Sparge w/ remaining water to get to preboil volune @ 168

Hops:
Fuggle FWH 1oz
Saaz Boil 20mins 1oz
Citra Boil 10mins 0.5oz
Dryhop Citra 0.25oz primary for last 7 days
Dryhop Citra 0.25oz secondary for 7 days

US-05 Yeast rehydrated

OG: 1.049
Actual OG: 1.047

Primary @65 for 14 days at 65C. Up to 72C from days 6-7 and then back down to 67C.
Secondary for 7 days at 55C to clean it up. I might get lower if I can.

Currently on day 7 of primary, vamped it up because the krausen is still very thick. So far it is very clean and balanced and I will be dry hopping tomorrow as long as the krausen drops. Should end out mid 4-5%abv so it will be very sessionable and have the grapefruit and pine flavors of Detour.
 
I tried doing something similar, but my LHBS doesnt carry El Dorado and Sorachi Ace is pretty unique; I didn't want to try using it without knowing a proper hop schedule because I figured it could go pretty wrong with the strong dill flavor.

Currently on day 7 of primary, vamped it up because the krausen is still very thick. So far it is very clean and balanced and I will be dry hopping tomorrow as long as the krausen drops. Should end out mid 4-5%abv so it will be very sessionable and have the grapefruit and pine flavors of Detour.

I can't get El Dorado either, I recall almost a hint of peach to the beer which must come from that hop.

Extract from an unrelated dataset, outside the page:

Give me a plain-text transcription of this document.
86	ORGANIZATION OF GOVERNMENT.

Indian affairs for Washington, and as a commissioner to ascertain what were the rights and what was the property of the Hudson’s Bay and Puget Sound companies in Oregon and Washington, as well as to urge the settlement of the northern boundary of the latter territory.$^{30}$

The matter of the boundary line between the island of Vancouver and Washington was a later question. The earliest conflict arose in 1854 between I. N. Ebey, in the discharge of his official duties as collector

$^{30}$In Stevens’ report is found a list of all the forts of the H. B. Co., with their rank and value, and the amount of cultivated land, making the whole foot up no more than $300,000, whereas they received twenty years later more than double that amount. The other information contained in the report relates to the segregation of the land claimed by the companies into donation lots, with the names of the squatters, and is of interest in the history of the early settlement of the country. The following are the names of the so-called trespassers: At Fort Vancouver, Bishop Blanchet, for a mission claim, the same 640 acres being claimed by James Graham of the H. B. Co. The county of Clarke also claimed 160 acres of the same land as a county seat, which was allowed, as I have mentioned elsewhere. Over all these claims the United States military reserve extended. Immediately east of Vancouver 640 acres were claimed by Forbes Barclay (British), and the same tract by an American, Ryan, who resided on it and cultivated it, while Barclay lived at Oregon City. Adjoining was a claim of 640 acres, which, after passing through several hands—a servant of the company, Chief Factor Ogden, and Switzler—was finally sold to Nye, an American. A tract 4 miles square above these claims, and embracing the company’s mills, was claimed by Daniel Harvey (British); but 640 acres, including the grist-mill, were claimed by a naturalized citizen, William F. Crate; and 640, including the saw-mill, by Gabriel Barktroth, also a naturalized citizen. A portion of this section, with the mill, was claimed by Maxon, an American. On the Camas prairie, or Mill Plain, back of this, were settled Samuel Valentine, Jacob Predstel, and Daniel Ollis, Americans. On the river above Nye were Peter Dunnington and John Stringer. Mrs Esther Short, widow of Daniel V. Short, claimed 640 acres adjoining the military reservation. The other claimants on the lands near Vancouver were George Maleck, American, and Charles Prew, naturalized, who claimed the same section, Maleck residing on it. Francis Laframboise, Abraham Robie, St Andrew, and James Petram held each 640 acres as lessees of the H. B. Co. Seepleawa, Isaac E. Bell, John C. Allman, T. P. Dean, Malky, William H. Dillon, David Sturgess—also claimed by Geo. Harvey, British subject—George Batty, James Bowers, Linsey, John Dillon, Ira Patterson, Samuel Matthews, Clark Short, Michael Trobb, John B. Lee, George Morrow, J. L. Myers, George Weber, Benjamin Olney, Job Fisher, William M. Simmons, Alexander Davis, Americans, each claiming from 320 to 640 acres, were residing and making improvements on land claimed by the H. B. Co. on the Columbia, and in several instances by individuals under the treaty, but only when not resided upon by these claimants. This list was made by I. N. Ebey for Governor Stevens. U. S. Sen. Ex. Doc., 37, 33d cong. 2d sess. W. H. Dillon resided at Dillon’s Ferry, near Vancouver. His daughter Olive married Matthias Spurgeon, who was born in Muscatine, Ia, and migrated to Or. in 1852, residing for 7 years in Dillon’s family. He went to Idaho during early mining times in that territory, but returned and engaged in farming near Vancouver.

I'm definitely not at a stage where I feel comfortable messing around with Sorachi Ace!

Hope it turns out well!
 
Just as an update: I hit my FG yesterday of 1.010. Good flavor, slightly estery aroma so next time I would vamp up to 70C max.

Dryhopping in primary now, citra should overpower it in any means and it was in no way unpleasant just not what I was looking for.
 
Update:

I dropped the ball lately with this batch, I should have bottled it a week ago but I was spending my time on a few other brews.

Turns out that extra week really did a number on the ferment, FG was 1.006 instead of projected 1.011 so a total abv of 5.38%. I actually prefer the dryness to it. Tastes great flat and I really like the hop blend. This turned out into more of an APA. I'm not the biggest hop head and the IBU's were spot on for my taste, especially with the malt backbone. If you prefer a really hoppy IPA you could probably double the dry hopping and late editions without pushing any limits.

Will post in a few weeks once it's carbed.
 
Any updates on the taste after bottle conditioning?

My favorite beer that I have made so far. Super refreshing, slightly hoppy and turned out quite bright. Nice creamy head to it as well. Would still say to increase hop bill for hopheads but this was very nice for a summer session beer.